Thousands gathered in St. Peter's Square today as Mother Teresa joined the ranks of other Catholic Saints -- just 19 years after her death. Normally, the process takes decades, sometimes even centuries.
Some critics are saying the Church expedited her sainthood because of her reputation and fame. Known as the "Saint of the Gutters," the Roman Catholic nun devoted her life to helping the poor.
No grandiose celebrations like that here in Tucson, but Catholics still marked the day in prayer. Some people told KGUN 9's Max Darrow that it's a day they'll never forget -- like Grace Silva.
"Well it means that God has gifted all of us with a great example of how to live our Christian life of faith," Silva said after mass at the St. Pius X Parish.
Youth Minister Lorena Contreras saw Mother Teresa as one of her biggest role models growing up.
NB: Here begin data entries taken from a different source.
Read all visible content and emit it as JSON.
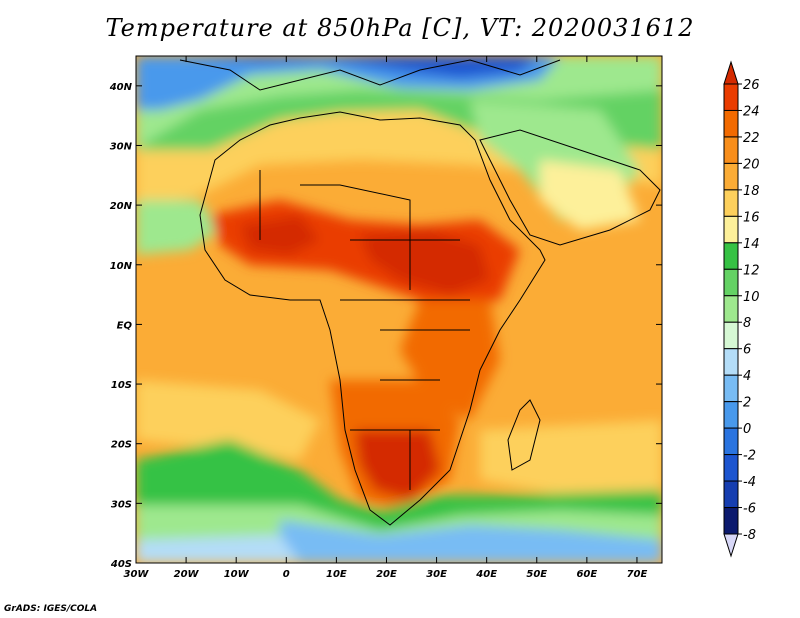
{
  "title": "Temperature at 850hPa [C], VT: 2020031612",
  "credit": "GrADS: IGES/COLA",
  "map": {
    "lon_ticks": [
      "30W",
      "20W",
      "10W",
      "0",
      "10E",
      "20E",
      "30E",
      "40E",
      "50E",
      "60E",
      "70E"
    ],
    "lat_ticks": [
      "40N",
      "30N",
      "20N",
      "10N",
      "EQ",
      "10S",
      "20S",
      "30S",
      "40S"
    ],
    "lon_range": [
      -30,
      75
    ],
    "lat_range": [
      -40,
      45
    ]
  },
  "colorbar": {
    "levels": [
      "26",
      "24",
      "22",
      "20",
      "18",
      "16",
      "14",
      "12",
      "10",
      "8",
      "6",
      "4",
      "2",
      "0",
      "-2",
      "-4",
      "-6",
      "-8"
    ],
    "colors": [
      "#d42a00",
      "#ea3c00",
      "#f26a00",
      "#f88e1b",
      "#fbac36",
      "#fdd05c",
      "#fdf09a",
      "#36c244",
      "#64d264",
      "#9ee88e",
      "#d6f8d4",
      "#b4ddf8",
      "#78bcf4",
      "#4899ec",
      "#2a74e0",
      "#1c55d0",
      "#163eb0",
      "#0c1a6e",
      "#d8d8f8"
    ]
  },
  "colors": {
    "background": "#ffffff",
    "hot": "#d42a00",
    "cold": "#0c1a6e"
  }
}
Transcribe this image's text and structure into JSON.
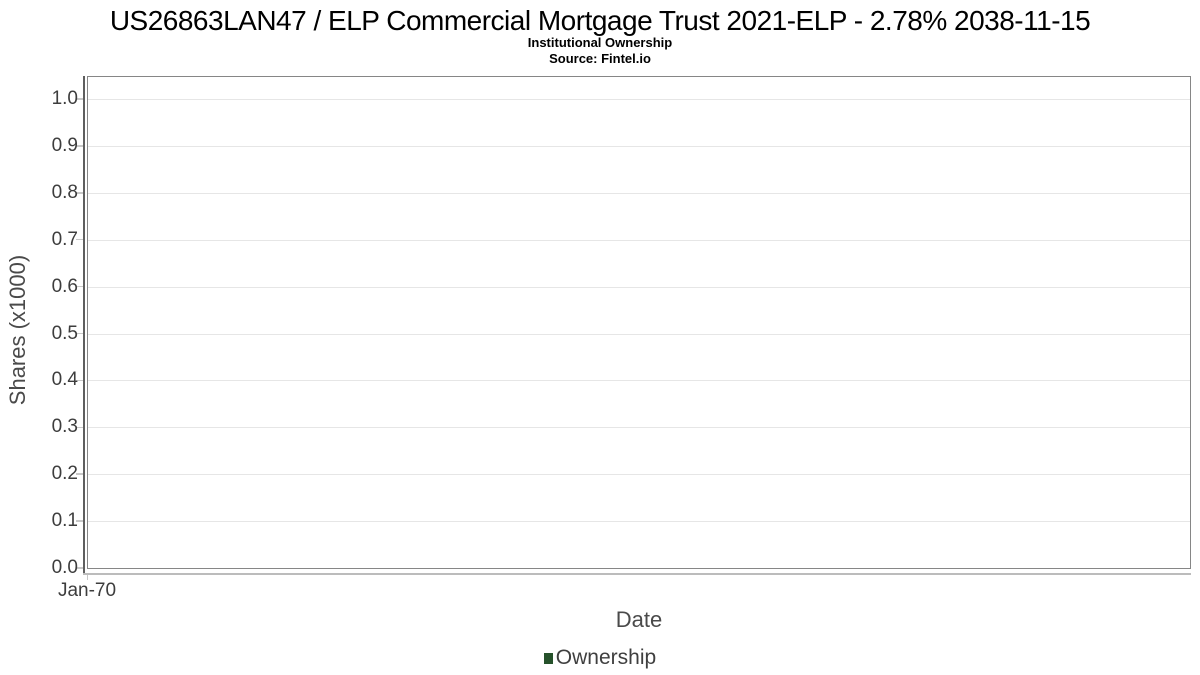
{
  "chart_data": {
    "type": "line",
    "title": "US26863LAN47 / ELP Commercial Mortgage Trust 2021-ELP - 2.78% 2038-11-15",
    "subtitle": "Institutional Ownership",
    "source": "Source: Fintel.io",
    "xlabel": "Date",
    "ylabel": "Shares (x1000)",
    "x_ticks": [
      "Jan-70"
    ],
    "y_ticks": [
      "0.0",
      "0.1",
      "0.2",
      "0.3",
      "0.4",
      "0.5",
      "0.6",
      "0.7",
      "0.8",
      "0.9",
      "1.0"
    ],
    "ylim": [
      0,
      1.047
    ],
    "grid": true,
    "legend_position": "bottom",
    "series": [
      {
        "name": "Ownership",
        "color": "#26522b",
        "x": [],
        "values": []
      }
    ]
  },
  "colors": {
    "legend_marker": "#26522b",
    "gridline": "#e6e6e6",
    "plot_border": "#868686",
    "axis_text": "#3d3d3d"
  }
}
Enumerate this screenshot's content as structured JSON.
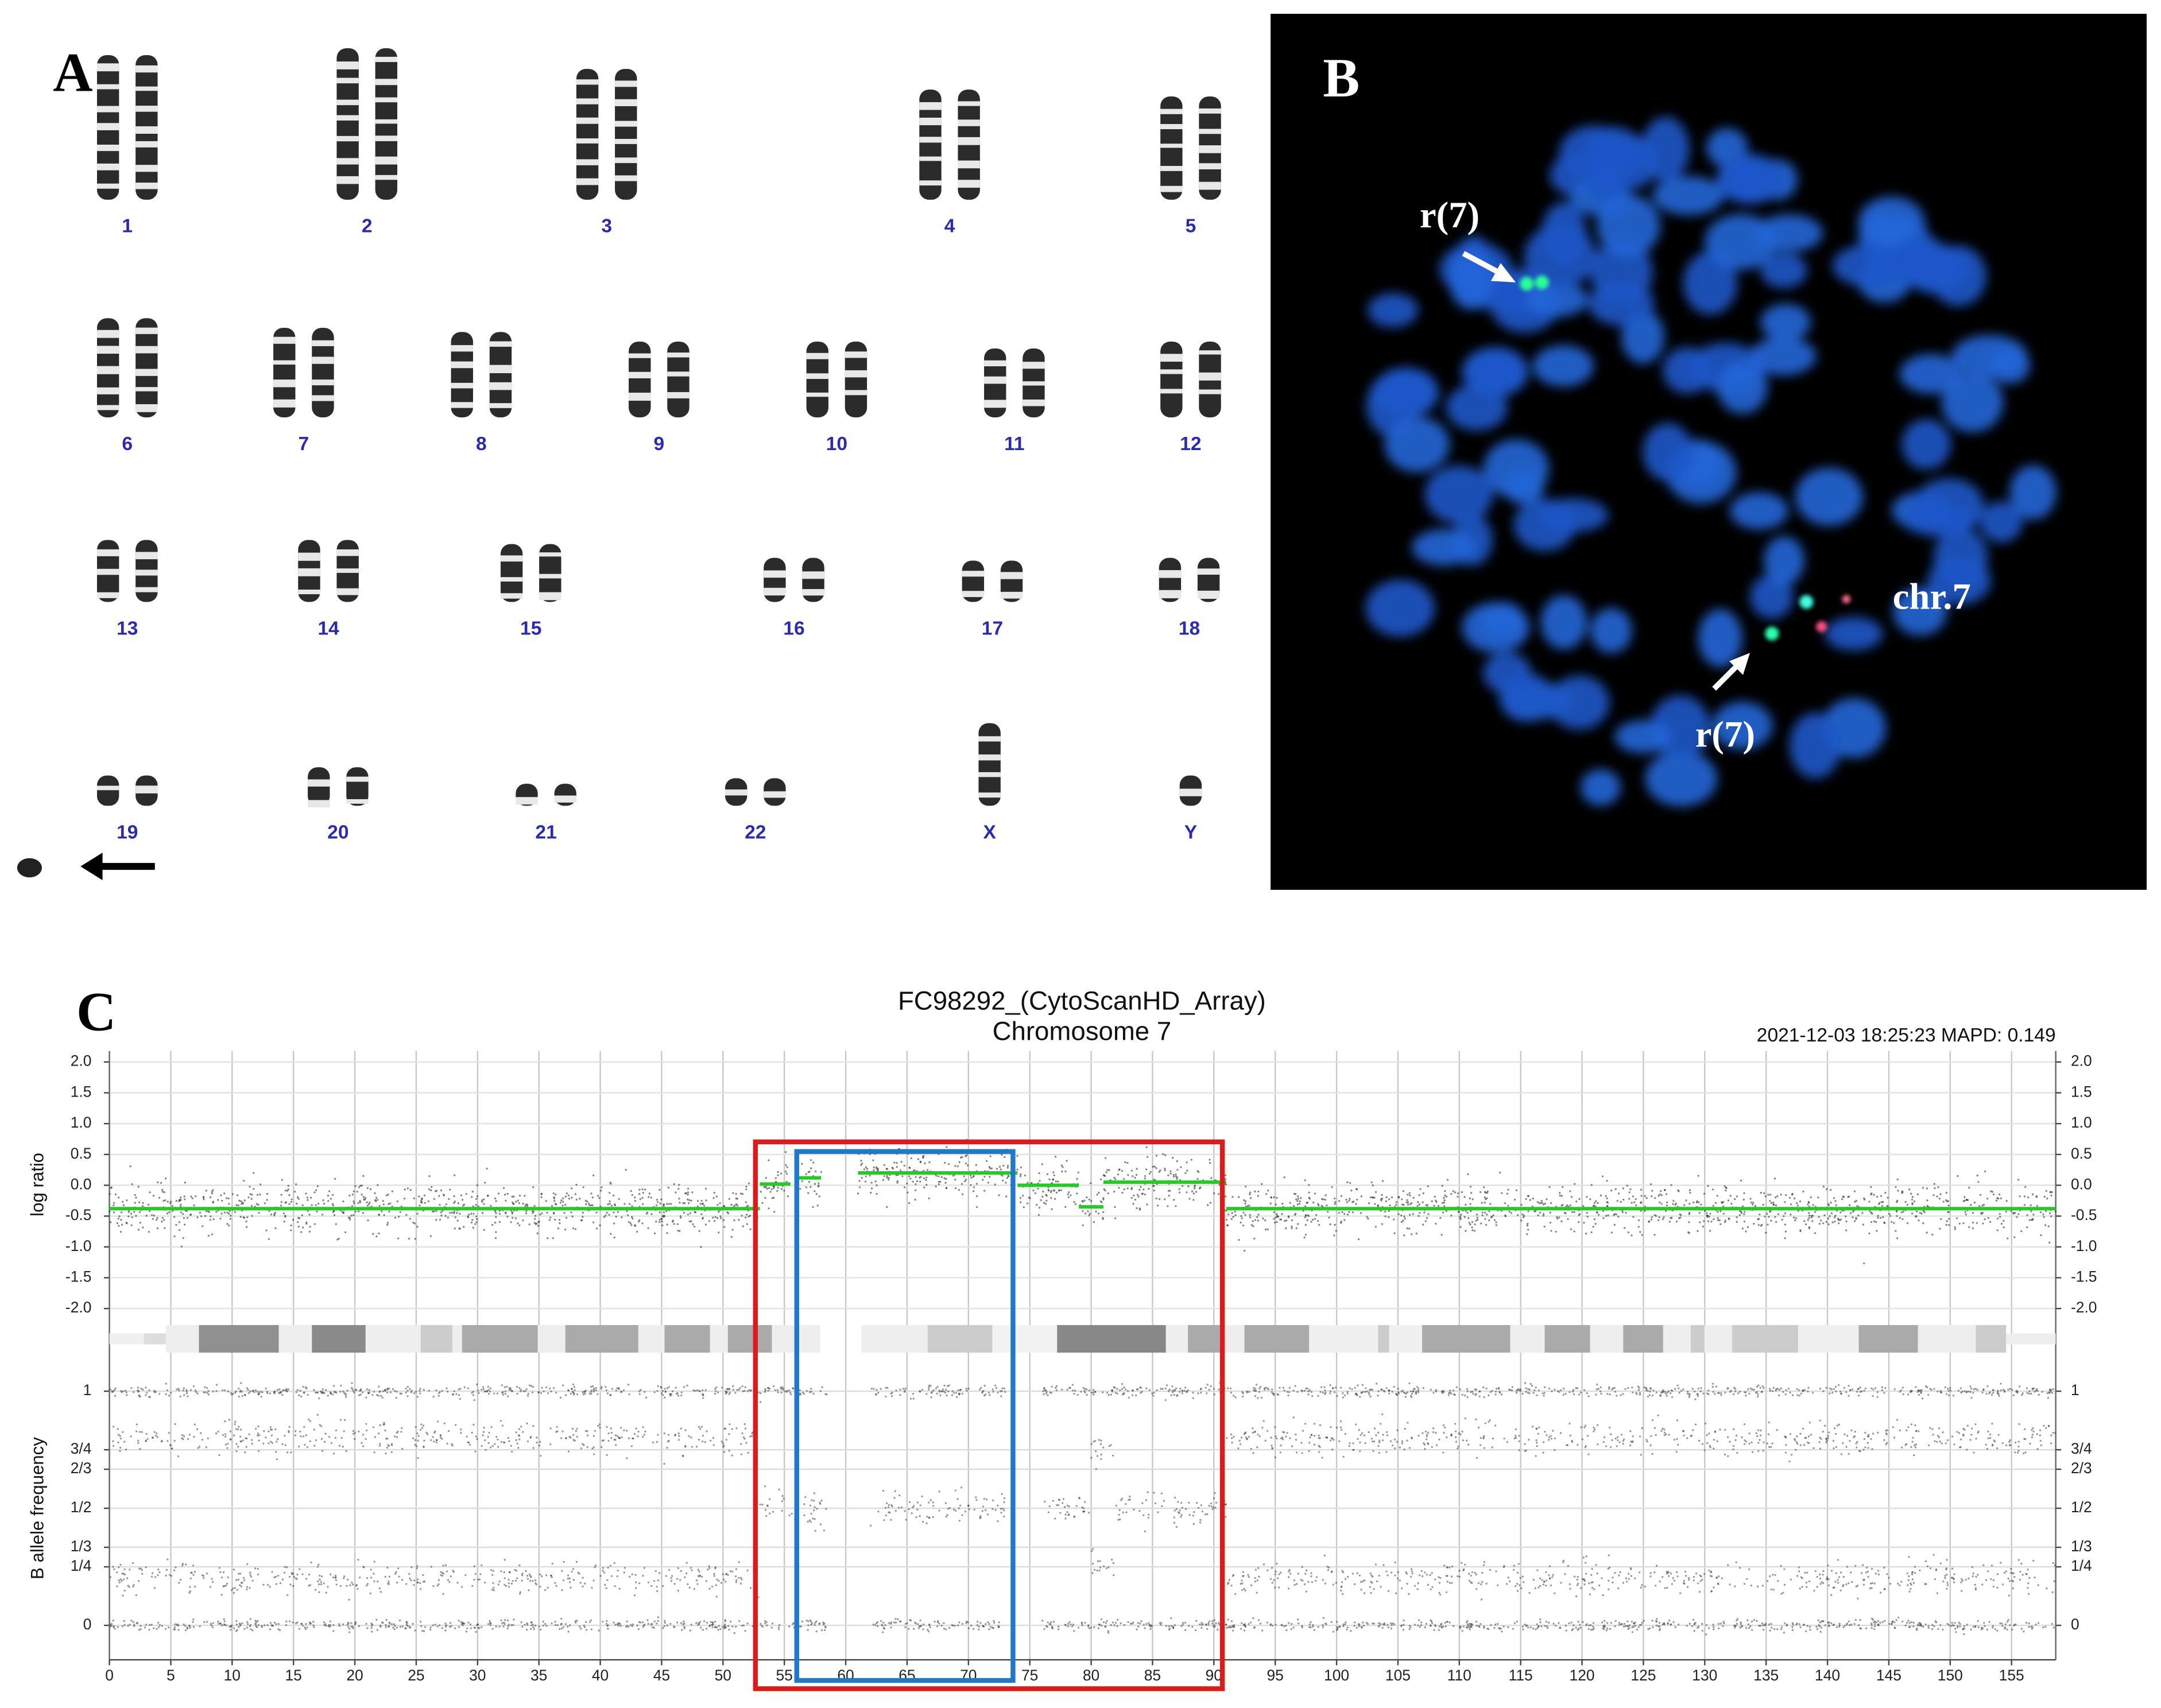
{
  "panel_a": {
    "label": "A",
    "chromosomes": [
      "1",
      "2",
      "3",
      "4",
      "5",
      "6",
      "7",
      "8",
      "9",
      "10",
      "11",
      "12",
      "13",
      "14",
      "15",
      "16",
      "17",
      "18",
      "19",
      "20",
      "21",
      "22",
      "X",
      "Y"
    ]
  },
  "panel_b": {
    "label": "B",
    "annotations": [
      "r(7)",
      "r(7)",
      "chr.7"
    ]
  },
  "chart_data": {
    "type": "copy-number",
    "panel_label": "C",
    "title": "FC98292_(CytoScanHD_Array)",
    "subtitle": "Chromosome 7",
    "run_info": "2021-12-03 18:25:23  MAPD: 0.149",
    "xlim": [
      0,
      158.6
    ],
    "xticks": [
      0,
      5,
      10,
      15,
      20,
      25,
      30,
      35,
      40,
      45,
      50,
      55,
      60,
      65,
      70,
      75,
      80,
      85,
      90,
      95,
      100,
      105,
      110,
      115,
      120,
      125,
      130,
      135,
      140,
      145,
      150,
      155
    ],
    "ylabel": "log ratio",
    "ylim": [
      -2,
      2
    ],
    "yticks": [
      {
        "value": 2,
        "label": "2.0"
      },
      {
        "value": 1.5,
        "label": "1.5"
      },
      {
        "value": 1,
        "label": "1.0"
      },
      {
        "value": 0.5,
        "label": "0.5"
      },
      {
        "value": 0,
        "label": "0.0"
      },
      {
        "value": -0.5,
        "label": "-0.5"
      },
      {
        "value": -1,
        "label": "-1.0"
      },
      {
        "value": -1.5,
        "label": "-1.5"
      },
      {
        "value": -2,
        "label": "-2.0"
      }
    ],
    "y2label": "B allele frequency",
    "y2lim": [
      0,
      1
    ],
    "y2ticks": [
      1,
      {
        "value": 0.75,
        "label": "3/4"
      },
      {
        "value": 0.6667,
        "label": "2/3"
      },
      {
        "value": 0.5,
        "label": "1/2"
      },
      {
        "value": 0.3333,
        "label": "1/3"
      },
      {
        "value": 0.25,
        "label": "1/4"
      },
      0
    ],
    "grid": true,
    "segment_color": "#22cc22",
    "segments": [
      {
        "start": 0,
        "end": 53,
        "value": -0.38
      },
      {
        "start": 53,
        "end": 55.5,
        "value": 0.02
      },
      {
        "start": 56,
        "end": 58,
        "value": 0.12
      },
      {
        "start": 61,
        "end": 74,
        "value": 0.2
      },
      {
        "start": 74,
        "end": 79,
        "value": 0.0
      },
      {
        "start": 79,
        "end": 81,
        "value": -0.35
      },
      {
        "start": 81,
        "end": 91,
        "value": 0.05
      },
      {
        "start": 91,
        "end": 158.6,
        "value": -0.38
      }
    ],
    "baf_clusters": [
      {
        "start": 0,
        "end": 53,
        "values": [
          0,
          0.2,
          0.8,
          1
        ]
      },
      {
        "start": 53,
        "end": 58.5,
        "values": [
          0,
          0.5,
          1
        ]
      },
      {
        "start": 62,
        "end": 73,
        "values": [
          0,
          0.5,
          1
        ]
      },
      {
        "start": 76,
        "end": 80,
        "values": [
          0,
          0.5,
          1
        ]
      },
      {
        "start": 80,
        "end": 82,
        "values": [
          0,
          0.25,
          0.75,
          1
        ]
      },
      {
        "start": 82,
        "end": 91,
        "values": [
          0,
          0.5,
          1
        ]
      },
      {
        "start": 91,
        "end": 158.6,
        "values": [
          0,
          0.2,
          0.8,
          1
        ]
      }
    ]
  }
}
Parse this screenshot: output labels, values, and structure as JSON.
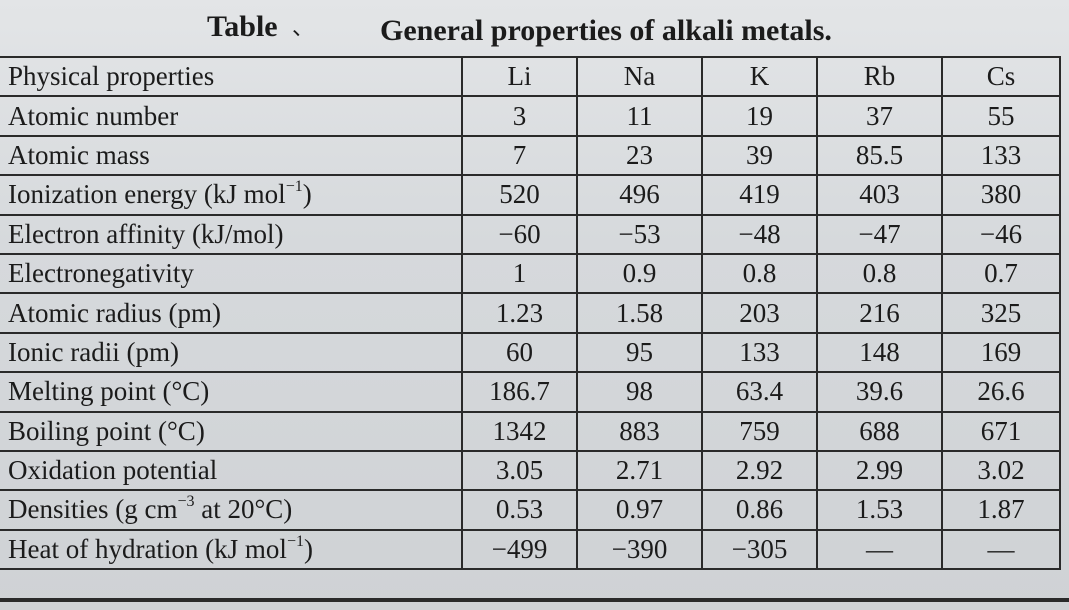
{
  "title": {
    "label": "Table",
    "mark": "、",
    "text": "General properties of alkali metals."
  },
  "table": {
    "header": {
      "property": "Physical properties",
      "elements": [
        "Li",
        "Na",
        "K",
        "Rb",
        "Cs"
      ]
    },
    "rows": [
      {
        "name": "Atomic number",
        "values": [
          "3",
          "11",
          "19",
          "37",
          "55"
        ]
      },
      {
        "name": "Atomic mass",
        "values": [
          "7",
          "23",
          "39",
          "85.5",
          "133"
        ]
      },
      {
        "name_parts": {
          "pre": "Ionization energy (kJ mol",
          "sup": "−1",
          "post": ")"
        },
        "values": [
          "520",
          "496",
          "419",
          "403",
          "380"
        ]
      },
      {
        "name": "Electron affinity (kJ/mol)",
        "values": [
          "−60",
          "−53",
          "−48",
          "−47",
          "−46"
        ]
      },
      {
        "name": "Electronegativity",
        "values": [
          "1",
          "0.9",
          "0.8",
          "0.8",
          "0.7"
        ]
      },
      {
        "name": "Atomic radius (pm)",
        "values": [
          "1.23",
          "1.58",
          "203",
          "216",
          "325"
        ]
      },
      {
        "name": "Ionic radii (pm)",
        "values": [
          "60",
          "95",
          "133",
          "148",
          "169"
        ]
      },
      {
        "name": "Melting point (°C)",
        "values": [
          "186.7",
          "98",
          "63.4",
          "39.6",
          "26.6"
        ]
      },
      {
        "name": "Boiling point (°C)",
        "values": [
          "1342",
          "883",
          "759",
          "688",
          "671"
        ]
      },
      {
        "name": "Oxidation potential",
        "values": [
          "3.05",
          "2.71",
          "2.92",
          "2.99",
          "3.02"
        ]
      },
      {
        "name_parts": {
          "pre": "Densities (g cm",
          "sup": "−3",
          "post": " at 20°C)"
        },
        "values": [
          "0.53",
          "0.97",
          "0.86",
          "1.53",
          "1.87"
        ]
      },
      {
        "name_parts": {
          "pre": "Heat of hydration (kJ mol",
          "sup": "−1",
          "post": ")"
        },
        "values": [
          "−499",
          "−390",
          "−305",
          "—",
          "—"
        ]
      }
    ]
  }
}
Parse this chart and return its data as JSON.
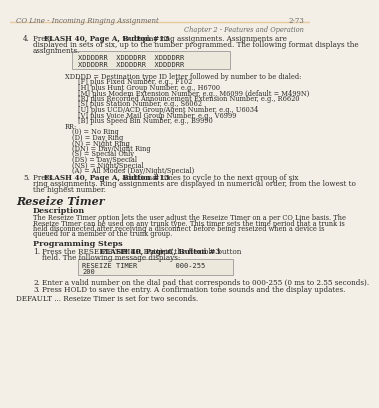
{
  "header_left": "CO Line - Incoming Ringing Assignment",
  "header_right": "2-73",
  "subheader": "Chapter 2 - Features and Operation",
  "header_line_color": "#e8c9a0",
  "bg_color": "#f4efe6",
  "step4_pre": "Press ",
  "step4_bold": "FLASH 40, Page A, Button #13",
  "step4_post": " to display ring assignments. Assignments are",
  "step4_line2": "displayed in sets of six, up to the number programmed. The following format displays the",
  "step4_line3": "assignments.",
  "box1_line1": "XDDDDRR  XDDDDRR  XDDDDRR",
  "box1_line2": "XDDDDRR  XDDDDRR  XDDDDRR",
  "xdddd_label": "XDDDD = Destination type ID letter followed by number to be dialed:",
  "xdddd_items": [
    "[F] plus Fixed Number, e.g., F102",
    "[H] plus Hunt Group Number, e.g., H6700",
    "[M] plus Modem Extension Number, e.g., M6099 (default = M499N)",
    "[R] plus Recorded Announcement Extension Number, e.g., R6620",
    "[S] plus Station Number, e.g., S6062",
    "[U] plus UCD/ACD Group/Agent Number, e.g., U6034",
    "[V] plus Voice Mail Group Number, e.g., V6999",
    "[B] plus Speed Bin Number, e.g., B9990"
  ],
  "rr_label": "RR:",
  "rr_items": [
    "(0) = No Ring",
    "(D) = Day Ring",
    "(N) = Night Ring",
    "(DN) = Day/Night Ring",
    "(S) = Special Only",
    "(DS) = Day/Special",
    "(NS) = Night/Special",
    "(A) = All Modes (Day/Night/Special)"
  ],
  "step5_pre": "Press ",
  "step5_bold": "FLASH 40, Page A, Button #13",
  "step5_post": " additional times to cycle to the next group of six",
  "step5_line2": "ring assignments. Ring assignments are displayed in numerical order, from the lowest to",
  "step5_line3": "the highest number.",
  "reseize_title": "Reseize Timer",
  "desc_title": "Description",
  "desc_lines": [
    "The Reseize Timer option lets the user adjust the Reseize Timer on a per CO Line basis. The",
    "Reseize Timer can be used on any trunk type. This timer sets the time period that a trunk is",
    "held disconnected after receiving a disconnect before being reseized when a device is",
    "queued for a member of the trunk group."
  ],
  "prog_title": "Programming Steps",
  "prog1_pre": "Press the RESEIZE TIMER Button (",
  "prog1_bold": "FLASH 40, Page C, Button #3",
  "prog1_post": ") in the flexible button",
  "prog1_line2": "field. The following message displays:",
  "box2_line1": "RESEIZE TIMER         000-255",
  "box2_line2": "200",
  "prog2": "Enter a valid number on the dial pad that corresponds to 000-255 (0 ms to 2.55 seconds).",
  "prog3": "Press HOLD to save the entry. A confirmation tone sounds and the display updates.",
  "default_text": "DEFAULT ... Reseize Timer is set for two seconds.",
  "text_color": "#2a2a2a",
  "gray_color": "#666666",
  "mono_bg": "#ede8dc",
  "box_edge": "#999999"
}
"I look up to her as a mentor and a guide for serving the Catholic Church," Contreras said. "And being humble."
— Max Darrow (@MaxDarrowKGUN) September 5, 2016
But while many Catholics rejoice, some critics are speaking out about how quickly she became a saint -- as well as the legitimacy of her "miracles." In order to become a saint, the Vatican must approve two miracles. One that some critics are pinpointing: her alleged healing of an Indian woman's tumor.
"Even in India hardly anyone believes the miracles to be genuine," Dr. Chatterjee said. "The doctors made statements to the effect there was no miracle."
But despite what critics say, Contreras believes in Saint Teresa.
"I think if I would have ever met her, I have no doubt that everything that she did was completely true," the youth minister said. "And I do believe in her miracles and I do believe that she was able to change and save lives."